Enviar dezenas de currículos pela internet e não receber nenhuma resposta é uma das maiores frustrações de quem busca recolocação no mercado de trabalho atual. O que muitos profissionais não sabem é que, na maioria das vezes, o documento não está preparado para uma análise tanto artificial quanto humana.
Um estudo recente do Opinion Box aponta que 81% dos candidatos sentem que precisam se preparar melhor para lidar com os sistemas ATS (Applicant Tracking Systems) os softwares de Inteligência Artificial que fazem a triagem inicial das vagas em algumas agências ou empresas.
Os chamados sistemas de ATS funcionam como mecanismos de busca, similares ao Google. Quando uma empresa abre um processo seletivo, o recrutador insere os requisitos da vaga (competências, ferramentas e experiências) no software. A Inteligência Artificial, então, varre os currículos anexados e os ranqueia com base no nível de compatibilidade (o chamado match).

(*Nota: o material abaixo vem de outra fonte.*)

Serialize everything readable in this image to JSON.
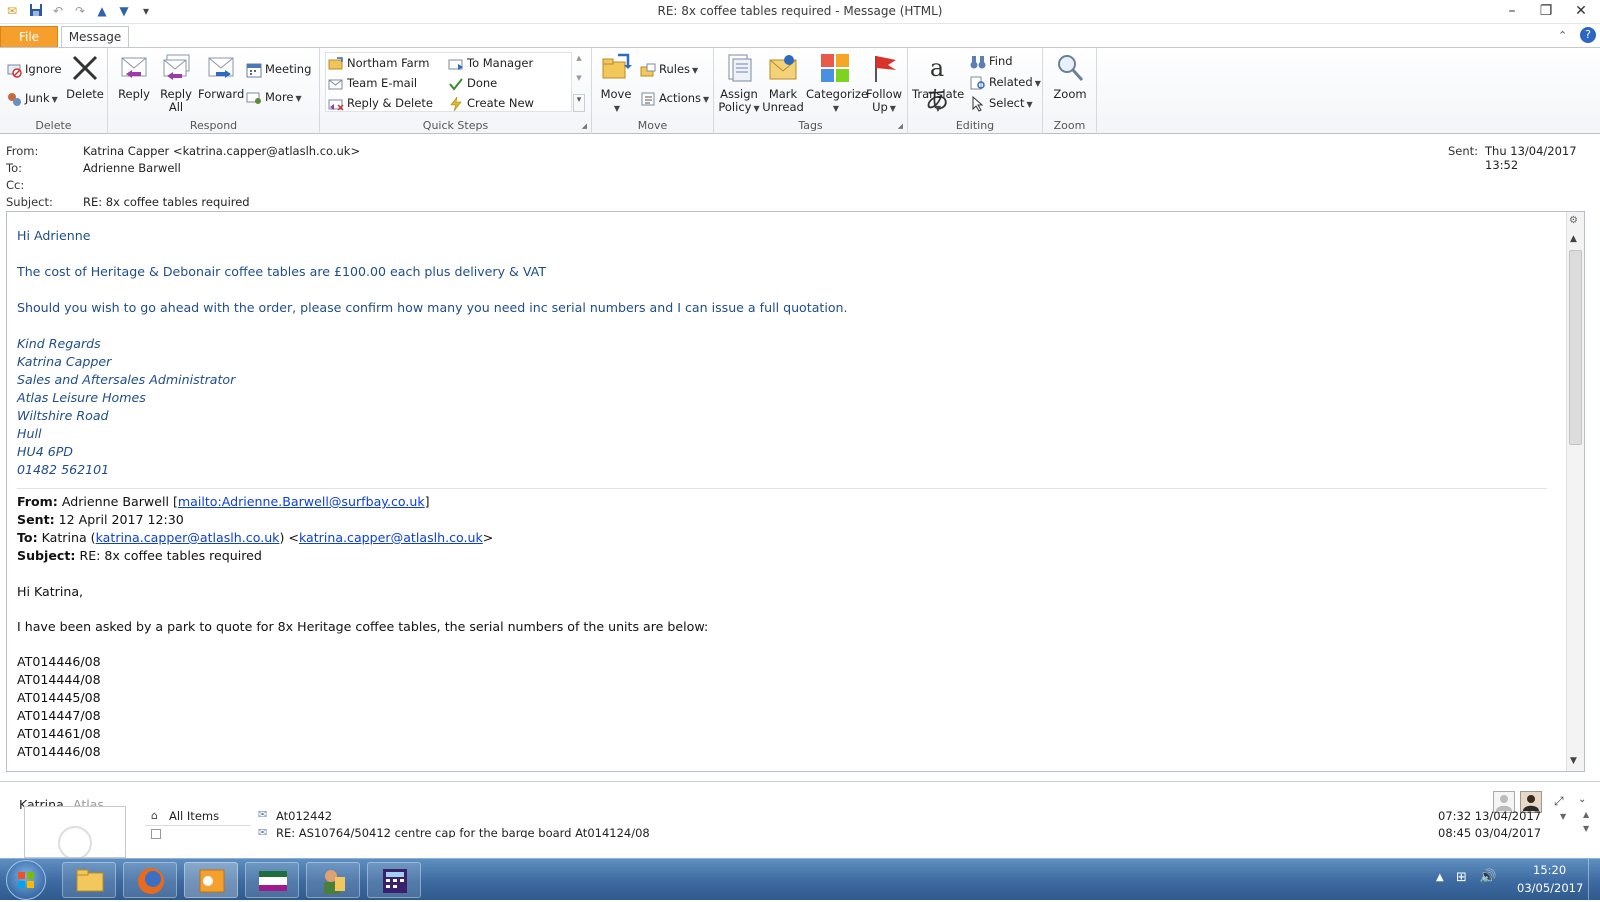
{
  "window": {
    "title": "RE: 8x coffee tables required  -  Message (HTML)"
  },
  "tabs": {
    "file": "File",
    "message": "Message"
  },
  "ribbon": {
    "delete_group": {
      "label": "Delete",
      "ignore": "Ignore",
      "junk": "Junk",
      "delete": "Delete"
    },
    "respond_group": {
      "label": "Respond",
      "reply": "Reply",
      "reply_all_1": "Reply",
      "reply_all_2": "All",
      "forward": "Forward",
      "meeting": "Meeting",
      "more": "More"
    },
    "quicksteps_group": {
      "label": "Quick Steps",
      "items": [
        "Northam Farm",
        "Team E-mail",
        "Reply & Delete",
        "To Manager",
        "Done",
        "Create New"
      ]
    },
    "move_group": {
      "label": "Move",
      "move": "Move",
      "rules": "Rules",
      "actions": "Actions"
    },
    "tags_group": {
      "label": "Tags",
      "assign_1": "Assign",
      "assign_2": "Policy",
      "mark_1": "Mark",
      "mark_2": "Unread",
      "categorize": "Categorize",
      "follow_1": "Follow",
      "follow_2": "Up"
    },
    "editing_group": {
      "label": "Editing",
      "translate": "Translate",
      "find": "Find",
      "related": "Related",
      "select": "Select"
    },
    "zoom_group": {
      "label": "Zoom",
      "zoom": "Zoom"
    }
  },
  "header": {
    "from_label": "From:",
    "from_value": "Katrina Capper <katrina.capper@atlaslh.co.uk>",
    "to_label": "To:",
    "to_value": "Adrienne Barwell",
    "cc_label": "Cc:",
    "subject_label": "Subject:",
    "subject_value": "RE: 8x coffee tables required",
    "sent_label": "Sent:",
    "sent_value": "Thu 13/04/2017 13:52"
  },
  "body": {
    "greeting": "Hi Adrienne",
    "line1": "The cost of Heritage & Debonair coffee tables are £100.00 each plus delivery & VAT",
    "line2": "Should you wish to go ahead with the order, please confirm how many you need inc serial numbers and I can issue a full quotation.",
    "signature": [
      "Kind Regards",
      "Katrina Capper",
      "Sales and Aftersales Administrator",
      "Atlas Leisure Homes",
      "Wiltshire Road",
      "Hull",
      "HU4 6PD",
      "01482 562101"
    ],
    "quoted": {
      "from_label": "From:",
      "from_name": " Adrienne Barwell [",
      "from_link": "mailto:Adrienne.Barwell@surfbay.co.uk",
      "from_end": "]",
      "sent_label": "Sent:",
      "sent_value": " 12 April 2017 12:30",
      "to_label": "To:",
      "to_name": " Katrina (",
      "to_link1": "katrina.capper@atlaslh.co.uk",
      "to_mid": ") <",
      "to_link2": "katrina.capper@atlaslh.co.uk",
      "to_end": ">",
      "subject_label": "Subject:",
      "subject_value": " RE: 8x coffee tables required",
      "greeting": "Hi Katrina,",
      "intro": "I have been asked by a park to quote for 8x Heritage coffee tables, the serial numbers of the units are below:",
      "serials": [
        "AT014446/08",
        "AT014444/08",
        "AT014445/08",
        "AT014447/08",
        "AT014461/08",
        "AT014446/08"
      ]
    }
  },
  "people_pane": {
    "name": "Katrina",
    "company": "Atlas",
    "all_items": "All Items",
    "rows": [
      {
        "subject": "At012442",
        "time": "07:32  13/04/2017"
      },
      {
        "subject": "RE: AS10764/50412 centre cap for the barge board At014124/08",
        "time": "08:45  03/04/2017"
      }
    ]
  },
  "taskbar": {
    "time": "15:20",
    "date": "03/05/2017"
  },
  "colors": {
    "file_tab": "#f5a02d",
    "body_blue": "#1f4e8c",
    "link": "#0b3fd6",
    "taskbar": "#3d6aa0"
  }
}
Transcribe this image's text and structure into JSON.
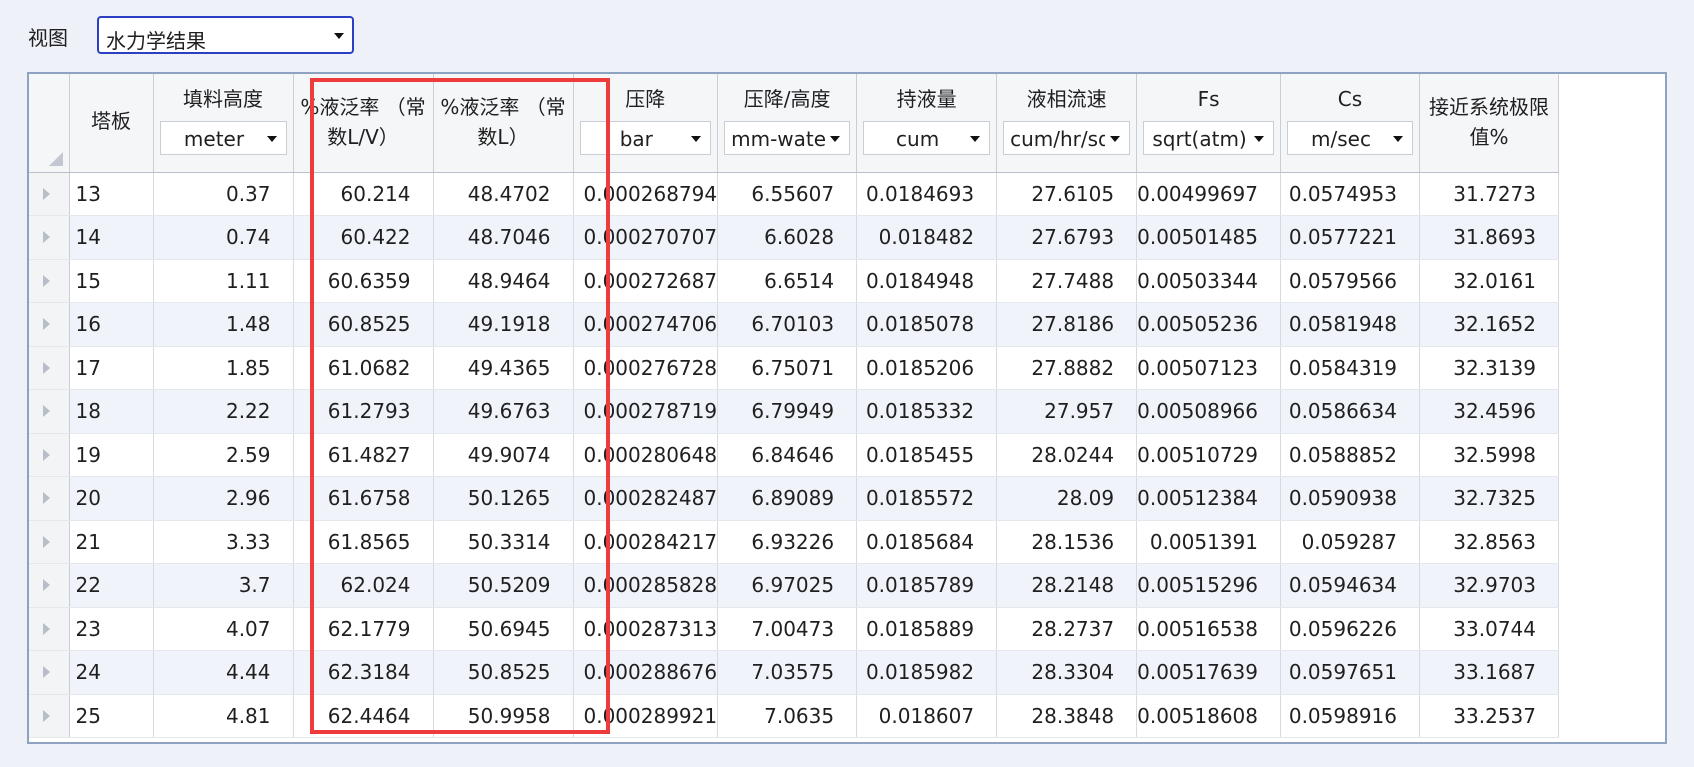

Para Karina Pelanda, gerente de recrutamento e seleção da RH NOSSA, o profissional precisa aprender a “conversar” com a máquina sem perder a sua essência humana:
A Inteligência Artificial não analisa intenções, ela analisa fatos e palavras-chave. O grande erro que vemos no dia a dia do recrutamento são candidatos excelentes sendo descartados porque usaram layouts cheios de gráficos que a máquina não lê, ou porque inventaram nomes bonitos para o cargo em vez de usar o termo tradicional de mercado. Para vencer a triagem, o currículo precisa ser simples, limpo e direto ao ponto. Ele deve conter as ferramentas, as máquinas e os processos exatos que a vaga exige. Facilite o trabalho do robô para que o seu currículo chegue vivo na mesa do recrutador”, pontua.
Como adaptar o currículo para a IA
Para ajudar os candidatos a se destacarem, Karina Pelanda aponta quatro passos fundamentais para otimizar o documento:
O poder das Palavras-Chave (Keywords):
Analise atentamente a descrição da vaga desejada. Identifique os termos técnicos, certificações e habilidades mais repetidos ali e garanta que essas palavras exatas apareçam no seu currículo, seja no resumo profissional ou nas experiências anteriores. Se a vaga pede “Gestão de Tráfego Pago”, não escreva apenas “Marketing Digital”.
Simplicidade no Design:
Esqueça currículos com colunas duplas, barras de progresso para idiomas ou fontes muito artísticas. Os robôs leem o texto linearmente, da esquerda para a direita, de cima para baixo. Prefira fontes tradicionais (como Arial ou Calibri) e use uma estrutura limpa e direta.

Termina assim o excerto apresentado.